One of the biggest threats to journalism is the growth of Britain’s new state press – free propaganda papers, either weekly or fortnightly, produced at great public expense by local authorities and delivered to all homes. The idea is to destroy the independent local press, thus ensuring that the only news you read about your local council is written by your local council.
The councils, of course, dispute that this is their intention – but why else would so many of them include TV listings, restaurant reviews, features, sport and other material that has nothing to do with local government?
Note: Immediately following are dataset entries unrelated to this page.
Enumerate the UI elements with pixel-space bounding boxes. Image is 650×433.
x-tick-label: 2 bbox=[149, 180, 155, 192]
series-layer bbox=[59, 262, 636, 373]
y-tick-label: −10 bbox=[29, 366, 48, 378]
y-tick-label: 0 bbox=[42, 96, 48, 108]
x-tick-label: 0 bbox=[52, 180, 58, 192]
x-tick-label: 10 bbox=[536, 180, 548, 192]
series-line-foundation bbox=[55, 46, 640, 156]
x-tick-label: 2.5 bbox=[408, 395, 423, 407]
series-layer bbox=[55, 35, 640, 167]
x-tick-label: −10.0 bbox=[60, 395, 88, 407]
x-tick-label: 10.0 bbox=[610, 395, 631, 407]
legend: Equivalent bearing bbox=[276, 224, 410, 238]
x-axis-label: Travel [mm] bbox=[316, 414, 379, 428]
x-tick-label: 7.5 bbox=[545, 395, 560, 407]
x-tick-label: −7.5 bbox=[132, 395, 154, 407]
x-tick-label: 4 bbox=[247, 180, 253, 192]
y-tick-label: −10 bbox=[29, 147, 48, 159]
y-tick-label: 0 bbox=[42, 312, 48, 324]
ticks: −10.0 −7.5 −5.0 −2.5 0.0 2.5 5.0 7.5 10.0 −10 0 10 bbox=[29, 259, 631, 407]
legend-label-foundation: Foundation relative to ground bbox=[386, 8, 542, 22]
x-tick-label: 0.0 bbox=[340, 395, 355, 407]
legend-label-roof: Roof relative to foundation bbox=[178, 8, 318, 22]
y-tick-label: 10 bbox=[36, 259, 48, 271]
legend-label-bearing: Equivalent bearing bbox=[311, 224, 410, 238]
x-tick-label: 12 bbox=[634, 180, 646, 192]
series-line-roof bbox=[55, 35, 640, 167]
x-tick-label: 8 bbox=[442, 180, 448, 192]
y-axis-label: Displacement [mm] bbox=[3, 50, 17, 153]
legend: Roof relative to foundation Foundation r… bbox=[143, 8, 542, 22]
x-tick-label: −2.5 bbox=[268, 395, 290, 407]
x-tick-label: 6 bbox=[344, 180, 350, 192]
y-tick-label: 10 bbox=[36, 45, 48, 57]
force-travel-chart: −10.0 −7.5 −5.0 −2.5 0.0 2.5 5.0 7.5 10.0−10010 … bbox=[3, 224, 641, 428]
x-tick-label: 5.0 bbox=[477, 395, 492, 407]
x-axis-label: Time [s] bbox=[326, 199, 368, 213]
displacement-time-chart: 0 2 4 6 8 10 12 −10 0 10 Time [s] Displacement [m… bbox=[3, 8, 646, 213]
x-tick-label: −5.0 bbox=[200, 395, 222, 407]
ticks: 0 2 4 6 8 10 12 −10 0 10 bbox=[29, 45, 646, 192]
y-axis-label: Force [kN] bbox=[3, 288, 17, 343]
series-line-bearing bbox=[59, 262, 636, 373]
The frontline of the struggle is the Tory flagship borough of Hammersmith and Fulham, which looked like being the first place in Britain where official news became the only news. The council’s propaganda organ, H&F News, is a brilliant facsimile of a proper local paper – unless, of course, you are looking for any mention of the Labour Party, or any criticism of the council, the police, the NHS or any other branch of officialdom. The local independent paid-for paper, the Fulham and Hammersmith Chronicle, meanwhile, was on its last legs, with a circulation of 1,500.
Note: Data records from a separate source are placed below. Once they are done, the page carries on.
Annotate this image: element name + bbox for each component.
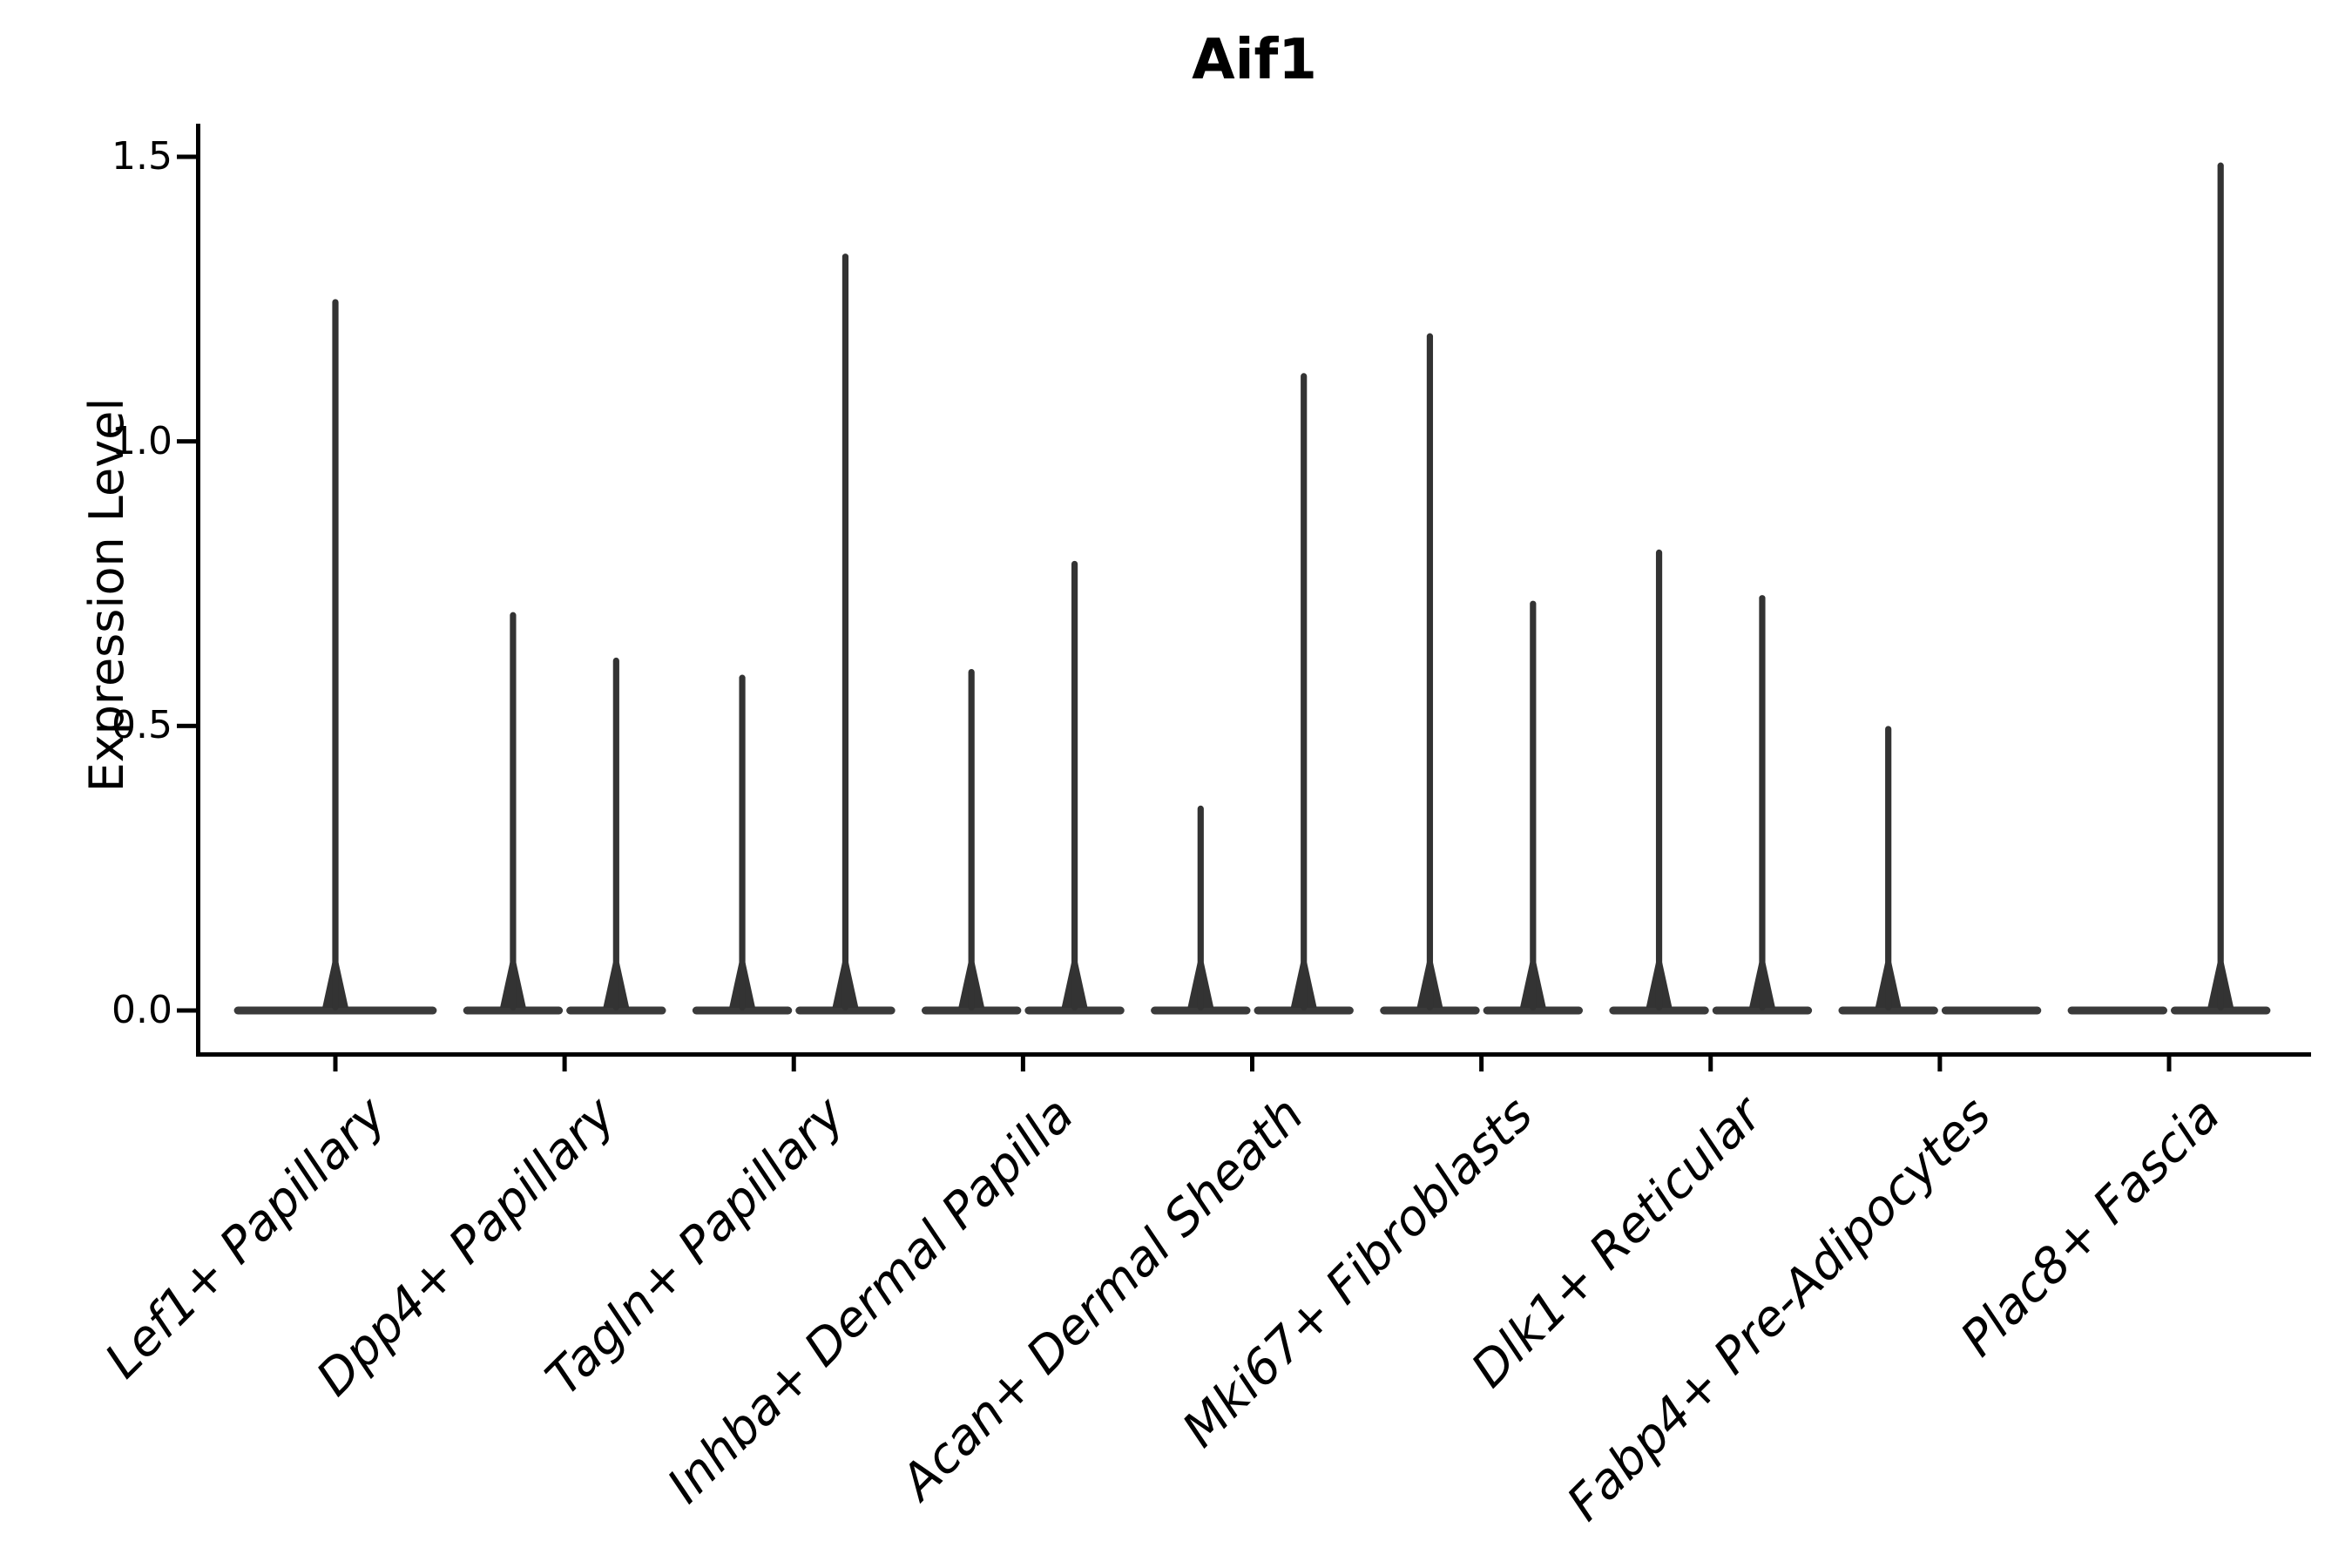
violin-spike <box>1197 805 1204 1010</box>
violin-base <box>2067 1006 2167 1015</box>
y-tick-label: 0.0 <box>112 988 172 1032</box>
violin-base <box>1838 1006 1938 1015</box>
x-tick-mark <box>1020 1057 1025 1071</box>
violin-spike <box>1301 373 1308 1010</box>
x-tick-mark <box>791 1057 796 1071</box>
y-tick-mark <box>177 1008 196 1013</box>
violin-spike <box>1759 595 1766 1010</box>
violin-base <box>1380 1006 1480 1015</box>
violin-spike <box>1530 600 1537 1010</box>
violin-base <box>2171 1006 2271 1015</box>
chart-title: Aif1 <box>1192 28 1317 92</box>
x-tick-mark <box>1708 1057 1713 1071</box>
violin-spike <box>2217 162 2224 1010</box>
violin-base <box>1941 1006 2042 1015</box>
violin-spike <box>510 612 517 1010</box>
x-tick-mark <box>1479 1057 1484 1071</box>
y-tick-label: 1.5 <box>112 134 172 179</box>
y-axis-spine <box>196 124 200 1057</box>
violin-base <box>1609 1006 1709 1015</box>
x-tick-mark <box>2166 1057 2172 1071</box>
y-axis-label: Expression Level <box>78 397 134 793</box>
x-tick-mark <box>1250 1057 1254 1071</box>
violin-spike <box>1885 726 1892 1010</box>
violin-spike <box>1655 549 1663 1010</box>
violin-spike <box>1071 560 1078 1010</box>
x-tick-mark <box>562 1057 567 1071</box>
x-tick-mark <box>1937 1057 1943 1071</box>
y-tick-label: 0.5 <box>112 703 172 748</box>
violin-spike <box>332 299 339 1010</box>
x-axis-spine <box>196 1052 2311 1057</box>
violin-spike <box>968 669 975 1010</box>
violin-spike <box>841 253 849 1010</box>
x-tick-mark <box>333 1057 338 1071</box>
violin-spike <box>739 674 746 1010</box>
violin-base <box>1151 1006 1251 1015</box>
violin-spike <box>612 657 619 1010</box>
y-tick-mark <box>177 723 196 728</box>
y-tick-mark <box>177 154 196 159</box>
y-tick-label: 1.0 <box>112 418 172 463</box>
violin-base <box>921 1006 1022 1015</box>
violin-spike <box>1426 333 1434 1010</box>
y-tick-mark <box>177 439 196 444</box>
Now, however, the Chronicle has decided to fight back. It too is going free – boosting its circulation to 72,000 with no loss of editorial jobs – to take the fight to H&F News. It’s the latest in a series of small events which suggests that the tide could be turning against the propaganda rags. Proposals to remove councils’ obligations to advertise planning applications in the local press have been rejected. MPs have slammed H&F News and other propaganda operations (most of which are run by Labour councils.) Two councils – Doncaster and Cornwall – have even closed their papers and a third, Birmingham, is reportedly considering it.
There is life in the local press yet. Let the fightback grow.